BasePolicy
BasePolicy(
observation_space: gym.Space, action_space: gym.Space, feature_dim: int,
hidden_dim: int, opt_class: Type[th.optim.Optimizer] = th.optim.Adam,
opt_kwargs: Optional[Dict[str, Any]] = None, init_fn: str = 'orthogonal'
)
Base class for all policies.
Args
- observation_space (gym.Space) : Observation space.
- action_space (gym.Space) : Action space.
- feature_dim (int) : Number of features accepted.
- hidden_dim (int) : Number of units per hidden layer.
- opt_class (Type[th.optim.Optimizer]) : Optimizer class.
- opt_kwargs (Dict[str, Any]) : Optimizer keyword arguments.

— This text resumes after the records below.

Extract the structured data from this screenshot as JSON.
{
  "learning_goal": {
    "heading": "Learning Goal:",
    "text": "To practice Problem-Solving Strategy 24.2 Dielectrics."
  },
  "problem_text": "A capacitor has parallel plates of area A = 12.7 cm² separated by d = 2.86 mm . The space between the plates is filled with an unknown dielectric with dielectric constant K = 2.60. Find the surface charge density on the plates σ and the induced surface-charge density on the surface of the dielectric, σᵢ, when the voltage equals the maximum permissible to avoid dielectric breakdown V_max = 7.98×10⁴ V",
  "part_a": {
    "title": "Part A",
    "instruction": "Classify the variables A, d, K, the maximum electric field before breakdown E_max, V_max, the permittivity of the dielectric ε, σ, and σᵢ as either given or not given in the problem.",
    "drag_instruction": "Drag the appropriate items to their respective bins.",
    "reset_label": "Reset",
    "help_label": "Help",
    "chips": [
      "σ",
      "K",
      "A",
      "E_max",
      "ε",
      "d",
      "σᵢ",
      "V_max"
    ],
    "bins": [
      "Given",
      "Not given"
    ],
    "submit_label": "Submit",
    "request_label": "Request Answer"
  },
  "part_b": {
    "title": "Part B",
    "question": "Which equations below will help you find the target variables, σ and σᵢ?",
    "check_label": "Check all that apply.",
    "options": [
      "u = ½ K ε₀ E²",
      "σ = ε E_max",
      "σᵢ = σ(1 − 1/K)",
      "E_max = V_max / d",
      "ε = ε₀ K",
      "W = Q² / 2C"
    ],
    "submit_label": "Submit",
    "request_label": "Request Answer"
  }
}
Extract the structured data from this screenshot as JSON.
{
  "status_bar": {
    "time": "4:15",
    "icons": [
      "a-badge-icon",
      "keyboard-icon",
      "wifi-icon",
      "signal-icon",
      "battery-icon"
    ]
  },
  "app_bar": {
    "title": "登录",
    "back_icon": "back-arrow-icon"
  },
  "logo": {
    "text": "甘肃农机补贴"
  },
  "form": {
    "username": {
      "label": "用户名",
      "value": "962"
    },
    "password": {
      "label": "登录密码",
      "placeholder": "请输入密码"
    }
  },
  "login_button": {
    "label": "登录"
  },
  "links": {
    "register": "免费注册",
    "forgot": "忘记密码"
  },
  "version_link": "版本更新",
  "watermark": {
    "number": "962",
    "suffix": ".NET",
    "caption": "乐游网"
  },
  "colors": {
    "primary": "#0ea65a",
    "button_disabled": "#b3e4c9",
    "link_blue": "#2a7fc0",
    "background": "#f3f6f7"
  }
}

- init_fn (str) : Parameters initialization method.
Returns
Base policy instance.
Methods:
.optimizers
Get optimizers.
.describe
Describe the policy.
.describe
Describe the policy.
.forward
Forward method.
Args
- obs (th.Tensor) : Observation from the environment.
- training (bool) : Whether the agent is being trained or not.
Returns
Sampled actions, estimated values, ..., depends on specific algorithms.
.freeze
Freeze the policy and start training.
.save
Save models.
.load
Load initial parameters.
Args
- path (str) : Import path.
- device (th.device) : Device to use.
Returns
None.